Egan Drive work starts this week, and it’s not going to end any time soon.
Catherine Wilkins, Southcoast Region construction project manager for Alaska Department of Transportation and Public Facilities, outlined the two-year, $14.3 million project’s scope, goals and what drivers can expect to see this season during a Monday afternoon City and Borough of Juneau Public Works and Facilities Committee meeting.
“Obviously the big challenge is to keep traffic moving,” Wilkins said. “That’s technically the hardest part of this whole project. It’s not the asphalt or the culverts, it’s the traffic.”
Wilkins said there will be substantial changes to regular traffic patterns starting later this week.
“I wish I could wave a magic wand and make it painless,” Wilkins said. “But there will be pain.”’
The median located on Egan in between Willoughby and Main streets will be removed later this week, so all traffic will flow in one lane in both directions while work is done.
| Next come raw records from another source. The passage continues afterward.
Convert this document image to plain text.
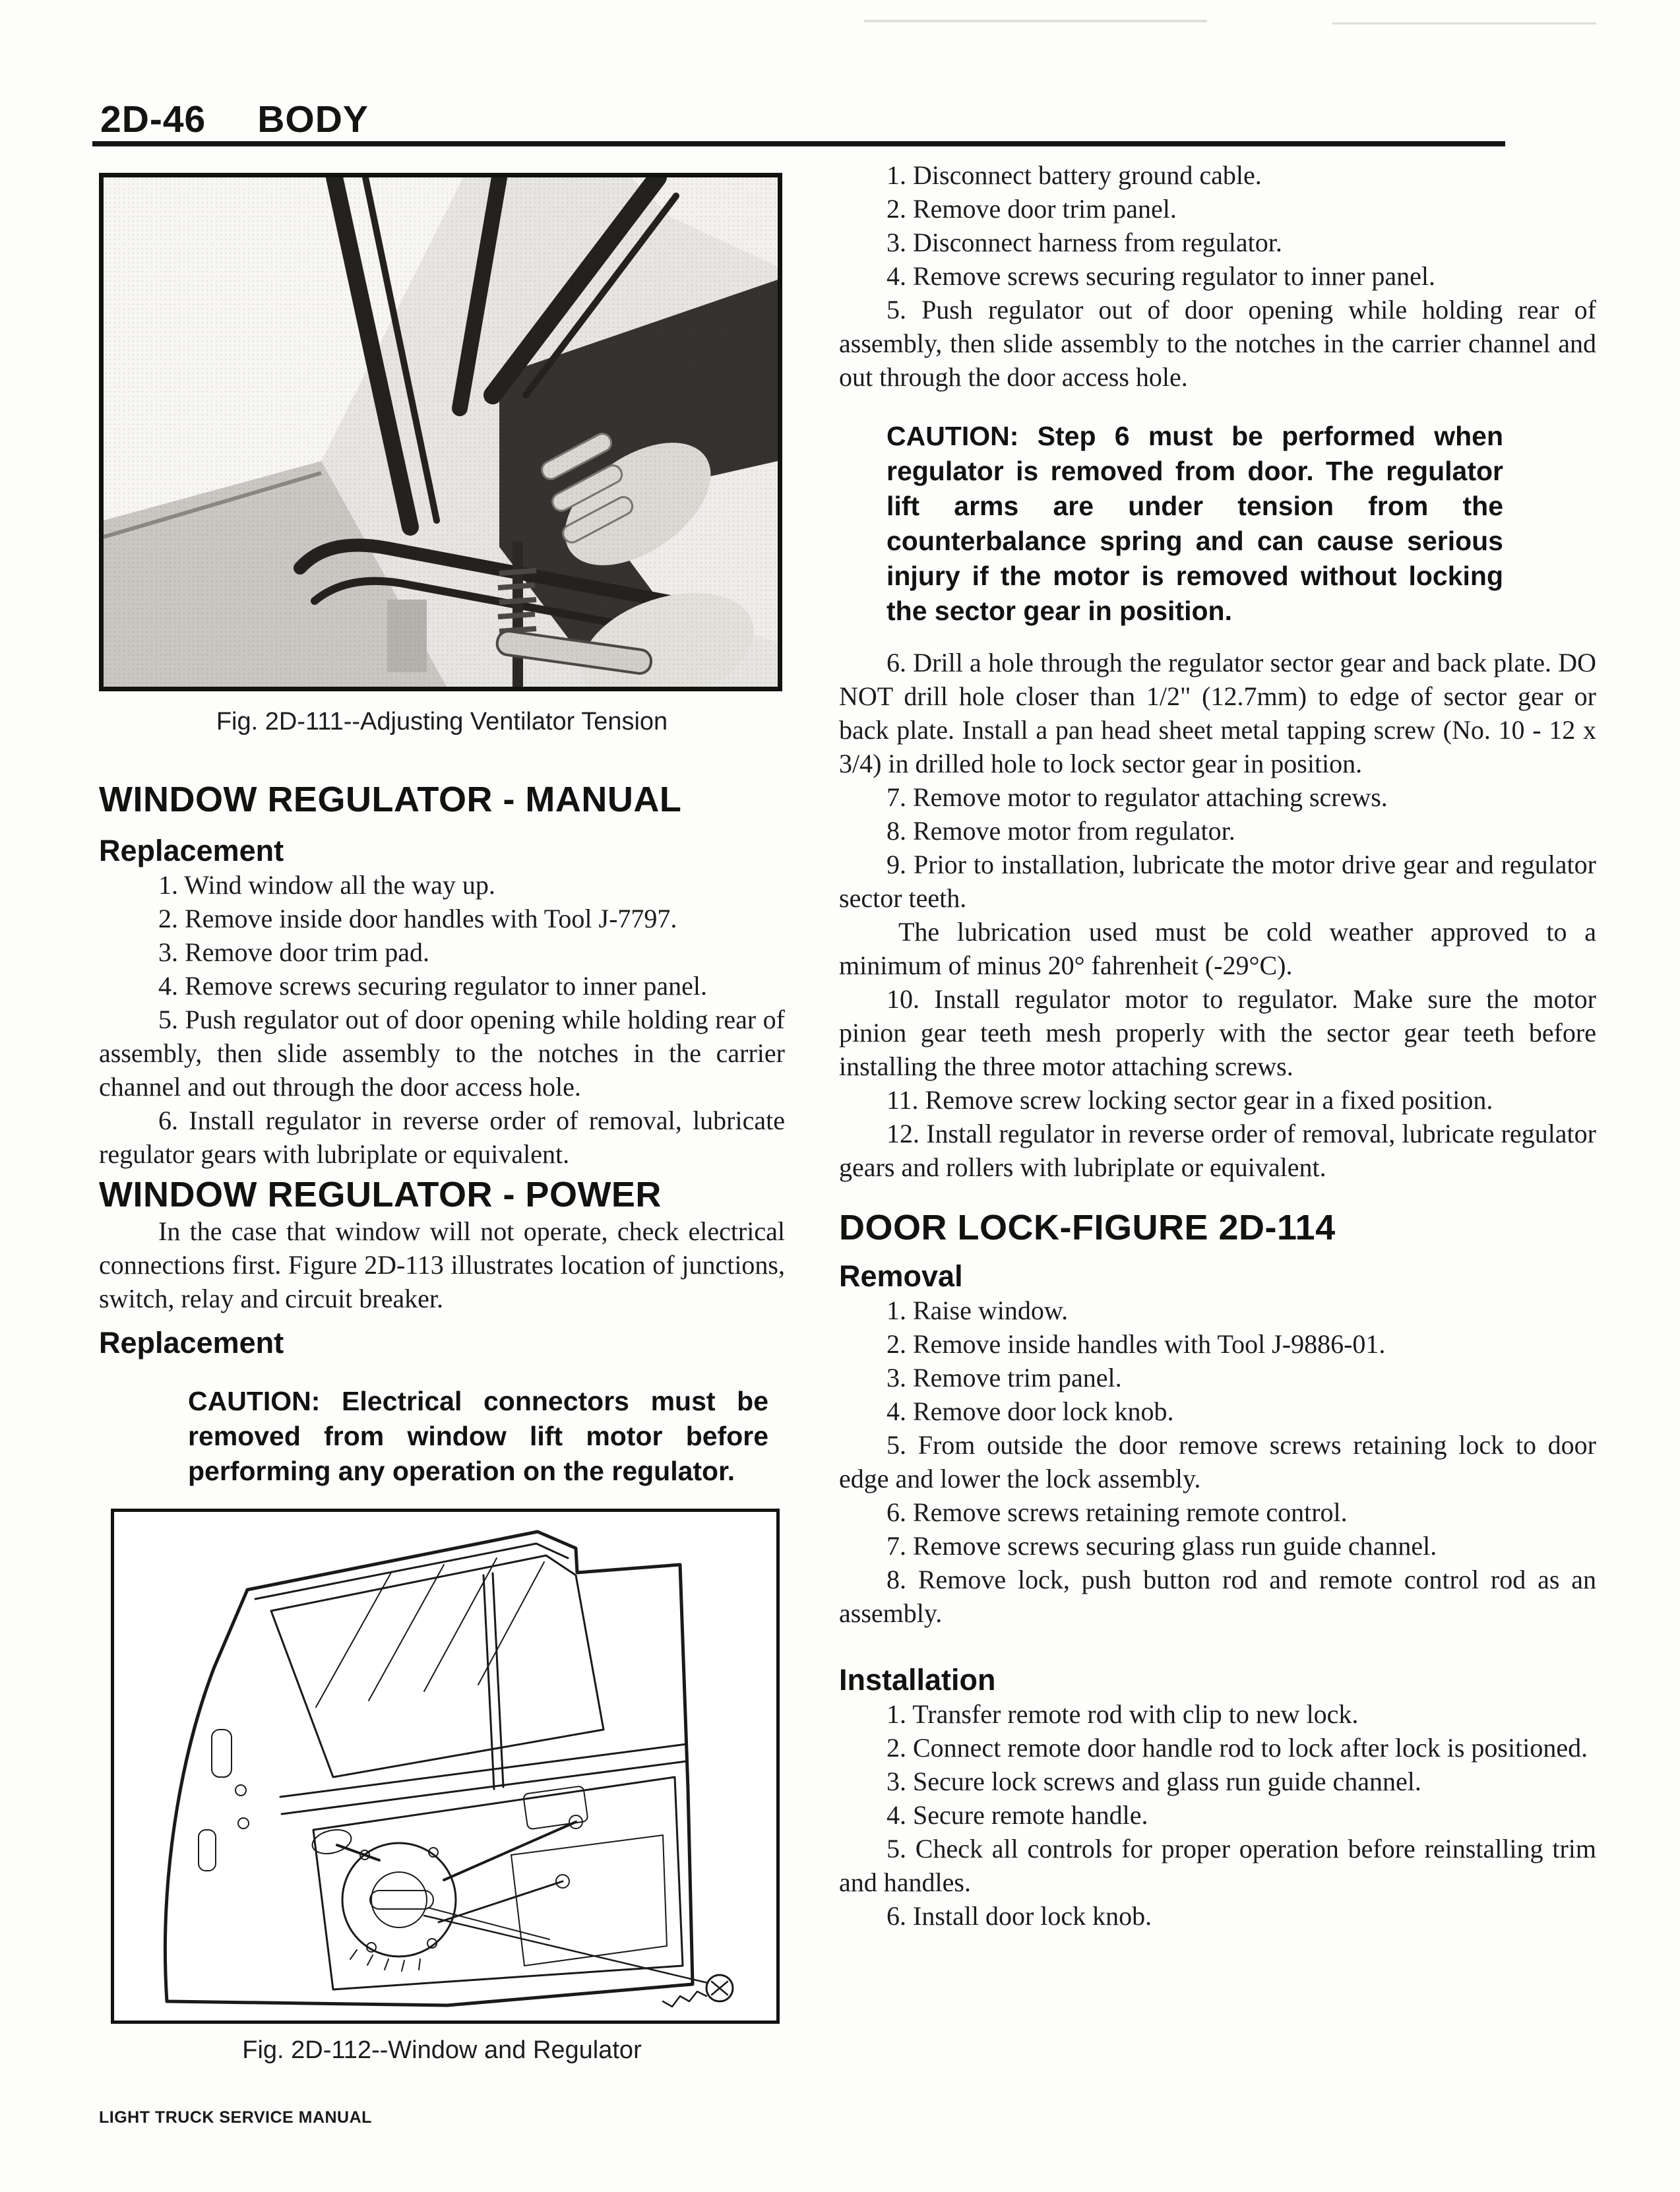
2D-46 BODY

Fig. 2D-111--Adjusting Ventilator Tension

WINDOW REGULATOR - MANUAL
Replacement

1. Wind window all the way up.

2. Remove inside door handles with Tool J-7797.

3. Remove door trim pad.

4. Remove screws securing regulator to inner panel.

5. Push regulator out of door opening while holding rear of assembly, then slide assembly to the notches in the carrier channel and out through the door access hole.

6. Install regulator in reverse order of removal, lubricate regulator gears with lubriplate or equivalent.

WINDOW REGULATOR - POWER

In the case that window will not operate, check electrical connections first. Figure 2D-113 illustrates location of junctions, switch, relay and circuit breaker.

Replacement

CAUTION: Electrical connectors must be removed from window lift motor before performing any operation on the regulator.

Fig. 2D-112--Window and Regulator

1. Disconnect battery ground cable.

2. Remove door trim panel.

3. Disconnect harness from regulator.

4. Remove screws securing regulator to inner panel.

5. Push regulator out of door opening while holding rear of assembly, then slide assembly to the notches in the carrier channel and out through the door access hole.

CAUTION: Step 6 must be performed when regulator is removed from door. The regulator lift arms are under tension from the counterbalance spring and can cause serious injury if the motor is removed without locking the sector gear in position.

6. Drill a hole through the regulator sector gear and back plate. DO NOT drill hole closer than 1/2" (12.7mm) to edge of sector gear or back plate. Install a pan head sheet metal tapping screw (No. 10 - 12 x 3/4) in drilled hole to lock sector gear in position.

7. Remove motor to regulator attaching screws.

8. Remove motor from regulator.

9. Prior to installation, lubricate the motor drive gear and regulator sector teeth.

The lubrication used must be cold weather approved to a minimum of minus 20° fahrenheit (-29°C).

10. Install regulator motor to regulator. Make sure the motor pinion gear teeth mesh properly with the sector gear teeth before installing the three motor attaching screws.

11. Remove screw locking sector gear in a fixed position.

12. Install regulator in reverse order of removal, lubricate regulator gears and rollers with lubriplate or equivalent.

DOOR LOCK-FIGURE 2D-114
Removal

1. Raise window.

2. Remove inside handles with Tool J-9886-01.

3. Remove trim panel.

4. Remove door lock knob.

5. From outside the door remove screws retaining lock to door edge and lower the lock assembly.

6. Remove screws retaining remote control.

7. Remove screws securing glass run guide channel.

8. Remove lock, push button rod and remote control rod as an assembly.

Installation

1. Transfer remote rod with clip to new lock.

2. Connect remote door handle rod to lock after lock is positioned.

3. Secure lock screws and glass run guide channel.

4. Secure remote handle.

5. Check all controls for proper operation before reinstalling trim and handles.

6. Install door lock knob.

LIGHT TRUCK SERVICE MANUAL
The traffic signal at Egan Drive and Whittier Street will also be turned off in the coming days.
The light will be turned off because the traffic lanes won’t line up with the turn and a vehicle waiting to make a left-hand turn would bring traffic to a standstill, Wilkins said.
“At that point, you’ll be down to one lane in each direction because you’re in the active construction zone, so left turns are not going to be permitted,” Wilkins said. “That will be at least initially by signage. We’re not going to put up barricades.”
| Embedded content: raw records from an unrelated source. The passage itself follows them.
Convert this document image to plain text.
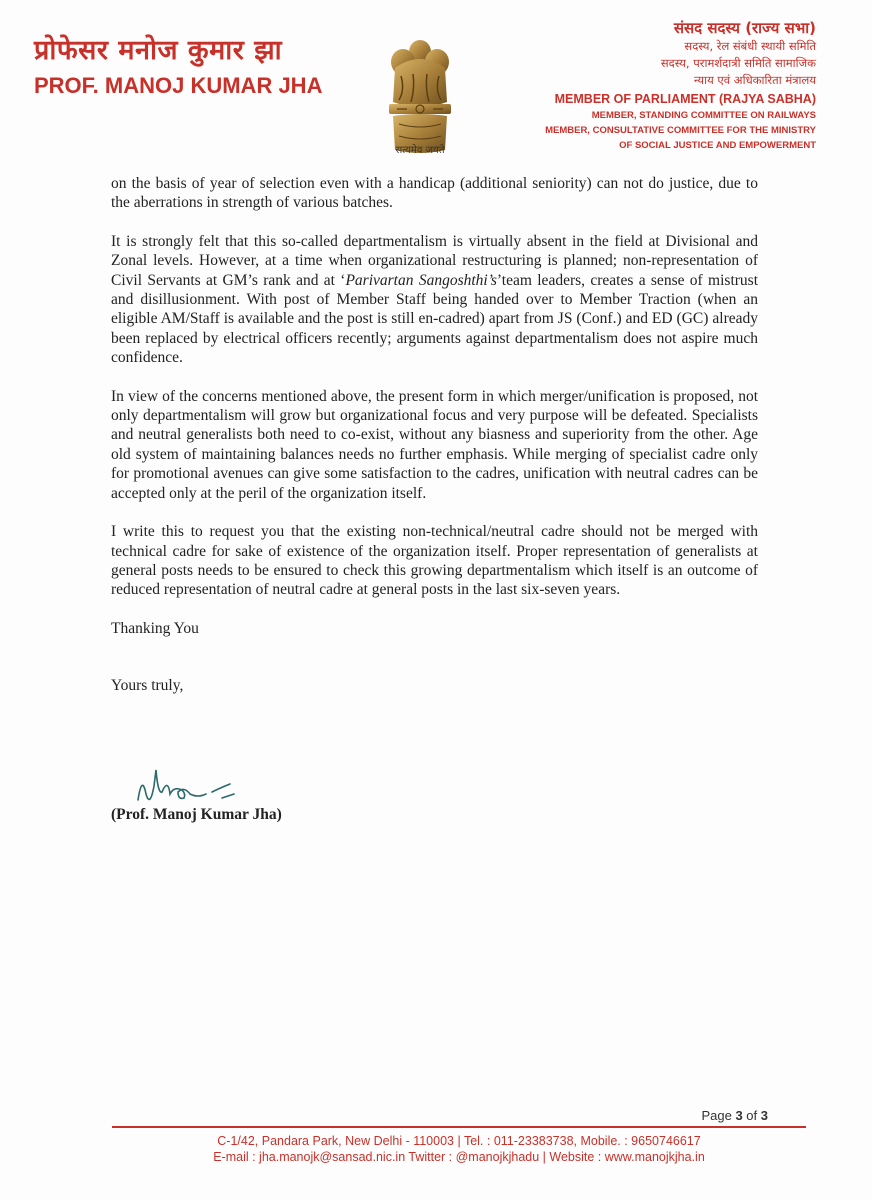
प्रोफेसर मनोज कुमार झा
PROF. MANOJ KUMAR JHA
सत्यमेव जयते
संसद सदस्य (राज्य सभा)
सदस्य, रेल संबंधी स्थायी समिति
सदस्य, परामर्शदात्री समिति सामाजिक
न्याय एवं अधिकारिता मंत्रालय
MEMBER OF PARLIAMENT (RAJYA SABHA)
MEMBER, STANDING COMMITTEE ON RAILWAYS
MEMBER, CONSULTATIVE COMMITTEE FOR THE MINISTRY
OF SOCIAL JUSTICE AND EMPOWERMENT

on the basis of year of selection even with a handicap (additional seniority) can not do justice, due to the aberrations in strength of various batches.

It is strongly felt that this so-called departmentalism is virtually absent in the field at Divisional and Zonal levels. However, at a time when organizational restructuring is planned; non-representation of Civil Servants at GM’s rank and at ‘Parivartan Sangoshthi’s’team leaders, creates a sense of mistrust and disillusionment. With post of Member Staff being handed over to Member Traction (when an eligible AM/Staff is available and the post is still en-cadred) apart from JS (Conf.) and ED (GC) already been replaced by electrical officers recently; arguments against departmentalism does not aspire much confidence.

In view of the concerns mentioned above, the present form in which merger/unification is proposed, not only departmentalism will grow but organizational focus and very purpose will be defeated. Specialists and neutral generalists both need to co-exist, without any biasness and superiority from the other. Age old system of maintaining balances needs no further emphasis. While merging of specialist cadre only for promotional avenues can give some satisfaction to the cadres, unification with neutral cadres can be accepted only at the peril of the organization itself.

I write this to request you that the existing non-technical/neutral cadre should not be merged with technical cadre for sake of existence of the organization itself. Proper representation of generalists at general posts needs to be ensured to check this growing departmentalism which itself is an outcome of reduced representation of neutral cadre at general posts in the last six-seven years.

Thanking You

Yours truly,

(Prof. Manoj Kumar Jha)
Page 3 of 3
C-1/42, Pandara Park, New Delhi - 110003 | Tel. : 011-23383738, Mobile. : 9650746617
E-mail : jha.manojk@sansad.nic.in Twitter : @manojkjhadu | Website : www.manojkjha.in
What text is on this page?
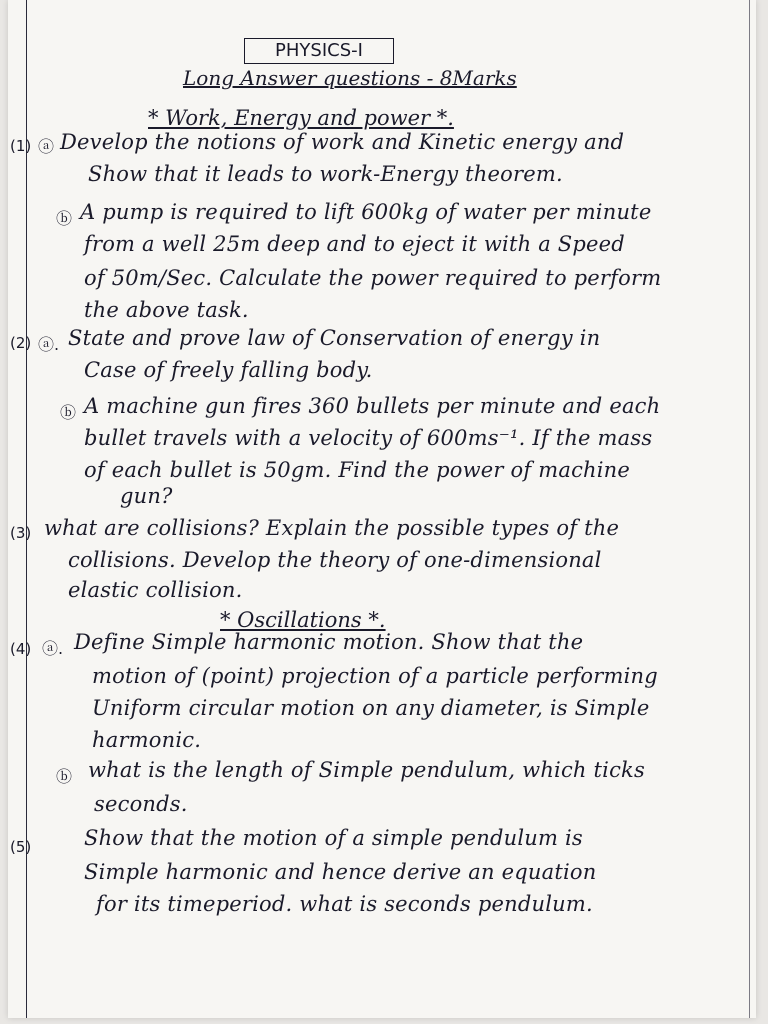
PHYSICS-I
Long Answer questions - 8Marks
* Work, Energy and power *.
(1) ⓐ Develop the notions of work and Kinetic energy and
Show that it leads to work-Energy theorem.
ⓑ A pump is required to lift 600kg of water per minute
from a well 25m deep and to eject it with a Speed
of 50m/Sec. Calculate the power required to perform
the above task.
(2) ⓐ. State and prove law of Conservation of energy in
Case of freely falling body.
ⓑ A machine gun fires 360 bullets per minute and each
bullet travels with a velocity of 600ms⁻¹. If the mass
of each bullet is 50gm. Find the power of machine
gun?
(3) what are collisions? Explain the possible types of the
collisions. Develop the theory of one-dimensional
elastic collision.
* Oscillations *.
(4) ⓐ. Define Simple harmonic motion. Show that the
motion of (point) projection of a particle performing
Uniform circular motion on any diameter, is Simple
harmonic.
ⓑ what is the length of Simple pendulum, which ticks
seconds.
(5)	Show that the motion of a simple pendulum is
Simple harmonic and hence derive an equation
for its timeperiod. what is seconds pendulum.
Capital City Fire/Rescue Fire Marshal Daniel Jager said during the meeting CCFR has been in touch with the Department of Transportation and is aware of which routes will work best when responding to emergencies.
Wilkins said motorists should pay attention to signs and traffic patterns during the duration of the project, and before hitting the road, people can go online to check the Alaska Navigator page for the project.
Planned new pedestrian crossings near the Four Points by Sheraton and near the start of the Sea Walk drew questions from Assembly members Michelle Bonnet Hale and Wade Bryson.
Bryson and Hale said it made sense for there to be some sort of electrified signal at the crossing, after Wilkinson mistakenly said during the meeting one was not planned for the spot.
However, after the meeting Wilkinson said by phone there will be one, it was included in the project’s plans and it will be similar to the light-up signage on Riverside Drive in the Mendenhall Valley.
Centennial Hall and the New JACC
City architect Nathan Coffee shared the newest developments for plans to renovate Centennial Hall during the meeting.
Four design options for what a revamped Centennial Hall could look like were shared during a May 30 meeting, and Coffee said the option that received the most positive feedback was one that maintained independent north and south entries for Centennial Hall and a simple link to the New Juneau Arts & Culture Center.
The New JACC is a proposed improved replacement for the current JACC that has been through years of design work and fundraising efforts.
Another takeaway from the meeting, Coffee said, is that Centennial Hall may not need as much new space as was initially thought to work as an attractive convention destination.
“We felt like additional meeting spaces, perhaps we don’t need as many additional meeting spaces in Centennial Hall proper if there is a nice link to the New JACC,” Coffee said.
He said Paul Voelckers, architect and President for MRV Architects, is working on a new scheme for Centennial Hall that incorporates those ideas.
Hale said Centennial Hall improvements are expected to come up at a 5:30 p.m. June 25 special meeting to discuss the proposed New JACC project.